Postado em 14/06/2017 |

14/06/2017

O Plenário do Conselho Nacional de Saúde (CNS) aprovou dia 9 de junho, durante a 294ª Reunião Ordinária, três recomendações para diferentes órgãos da administração federal com o objetivo de inibir o consumo de alimentos considerados nocivos à saúde da população. As recomendações foram propostas pela Comissão Intersetorial de Alimentação e Nutrição (CIAN), uma das 18 que assessoram o plenário. A Comissão é coordenada pela Associação Brasileira de Nutrição - Asbran, sendo representada pela diretora Zaíra Tronco Salerno.

A primeira recomendação é dirigida à Agência Nacional de Saúde Suplementar (Anvisa) e sugere ao órgão regulador melhoria nas regras de rotulagem de alimentos. Segundo o texto, a rotulagem deve ser frontal e trazer informações compreensíveis sobre os riscos representados pelo consumo de bebidas e alimentos não saudáveis. A mesma clareza deve se dar em relação aos nutrientes/valor calórico e à quantidade de substâncias que podem ser nocivas à saúde.

A norma do CNS também propõe que a atenção à rotulagem seja considerada entre as prioridades da programação regulatória da Anvisa para o período 2017-2020. O documento aprovado pelo Conselho, por fim, requer ao Congresso Nacional a manutenção da obrigatoriedade da informação sobre a presença de transgênicos na rotulagem de alimentos.

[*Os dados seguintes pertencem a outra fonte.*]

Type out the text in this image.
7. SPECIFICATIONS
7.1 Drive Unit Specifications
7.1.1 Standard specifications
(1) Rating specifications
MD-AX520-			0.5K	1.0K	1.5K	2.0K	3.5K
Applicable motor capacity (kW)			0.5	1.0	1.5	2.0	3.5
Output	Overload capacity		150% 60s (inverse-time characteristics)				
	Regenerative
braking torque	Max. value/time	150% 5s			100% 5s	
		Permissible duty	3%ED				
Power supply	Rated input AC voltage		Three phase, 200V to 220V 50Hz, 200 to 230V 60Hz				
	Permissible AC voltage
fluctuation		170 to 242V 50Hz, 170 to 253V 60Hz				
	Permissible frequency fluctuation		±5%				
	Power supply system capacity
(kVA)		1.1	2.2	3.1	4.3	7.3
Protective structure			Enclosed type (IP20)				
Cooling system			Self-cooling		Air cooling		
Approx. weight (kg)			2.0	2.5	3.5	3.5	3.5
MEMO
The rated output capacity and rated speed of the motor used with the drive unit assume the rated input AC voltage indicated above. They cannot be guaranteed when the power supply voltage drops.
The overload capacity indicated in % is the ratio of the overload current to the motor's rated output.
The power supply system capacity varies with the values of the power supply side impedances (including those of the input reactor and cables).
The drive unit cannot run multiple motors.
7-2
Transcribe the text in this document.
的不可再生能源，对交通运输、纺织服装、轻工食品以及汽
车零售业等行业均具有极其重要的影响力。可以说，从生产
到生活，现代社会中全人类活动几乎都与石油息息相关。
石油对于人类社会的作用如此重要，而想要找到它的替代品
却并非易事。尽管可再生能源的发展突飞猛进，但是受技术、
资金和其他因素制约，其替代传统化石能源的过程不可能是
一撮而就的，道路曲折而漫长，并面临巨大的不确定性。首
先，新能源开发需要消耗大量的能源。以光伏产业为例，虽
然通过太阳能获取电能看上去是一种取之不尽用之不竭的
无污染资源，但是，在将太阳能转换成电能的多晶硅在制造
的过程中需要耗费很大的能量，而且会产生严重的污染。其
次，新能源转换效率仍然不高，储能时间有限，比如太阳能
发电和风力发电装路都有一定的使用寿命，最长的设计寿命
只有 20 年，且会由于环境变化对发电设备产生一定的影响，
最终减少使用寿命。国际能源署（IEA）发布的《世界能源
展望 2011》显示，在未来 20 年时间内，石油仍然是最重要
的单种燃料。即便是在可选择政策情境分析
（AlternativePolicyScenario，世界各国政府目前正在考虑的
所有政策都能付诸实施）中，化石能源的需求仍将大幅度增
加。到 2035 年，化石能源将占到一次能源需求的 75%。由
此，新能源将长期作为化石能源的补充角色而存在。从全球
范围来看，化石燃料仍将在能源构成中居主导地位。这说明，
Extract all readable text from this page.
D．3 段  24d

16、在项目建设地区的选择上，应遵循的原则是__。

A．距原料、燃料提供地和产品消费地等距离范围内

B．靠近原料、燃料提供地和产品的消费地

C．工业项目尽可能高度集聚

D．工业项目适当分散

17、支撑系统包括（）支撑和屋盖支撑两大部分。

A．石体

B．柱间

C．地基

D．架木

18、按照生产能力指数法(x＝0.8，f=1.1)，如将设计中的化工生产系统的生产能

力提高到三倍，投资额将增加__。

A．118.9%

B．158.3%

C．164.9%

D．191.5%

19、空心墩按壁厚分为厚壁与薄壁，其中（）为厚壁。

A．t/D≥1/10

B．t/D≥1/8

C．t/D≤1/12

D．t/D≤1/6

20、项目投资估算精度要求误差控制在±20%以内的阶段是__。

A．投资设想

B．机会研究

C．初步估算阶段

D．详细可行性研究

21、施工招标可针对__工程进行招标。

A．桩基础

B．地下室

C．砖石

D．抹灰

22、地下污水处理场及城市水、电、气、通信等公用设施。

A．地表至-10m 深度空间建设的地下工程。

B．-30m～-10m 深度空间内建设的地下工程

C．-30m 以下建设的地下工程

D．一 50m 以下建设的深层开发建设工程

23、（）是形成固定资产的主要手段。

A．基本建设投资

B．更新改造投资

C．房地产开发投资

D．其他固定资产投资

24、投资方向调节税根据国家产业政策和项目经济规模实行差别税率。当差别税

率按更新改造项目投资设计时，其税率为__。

Outra Recomendação aprovada pelo Plenário do CNS é destinada ao Ministério da Fazenda, com a seguinte proposição: “acolher as recomendações da Organização Mundial da Saúde (OMS) e aumentar a tributação dos refrigerantes e outras bebidas açucaradas em, no mínimo, 20% por meio de tributos específicos com o objetivo de reduzir seu consumo e prevenir doenças; e que utilize os recursos obtidos com o aumento de impostos para financiar políticas de enfrentamento à obesidade infantil”.

A terceira Recomendação, por sua vez, orienta o Ministério da Educação a propor uma legislação mais abrangente que disponha sobre a distribuição, oferta, comercialização, propaganda, publicidade e promoção comercial de alimentos, preparações e bebidas ultraprocessadas em escolas públicas e privadas.

Essa legislação deve priorizar o consumo de alimentação correta, equilibrada e saudável, incluindo diretrizes e regulamentos para garantir e ampliar a distribuição, oferta, comercialização, propaganda, publicidade e promoção comercial de alimentos e bebidas in natura e orgânicos em escolas públicas e privadas.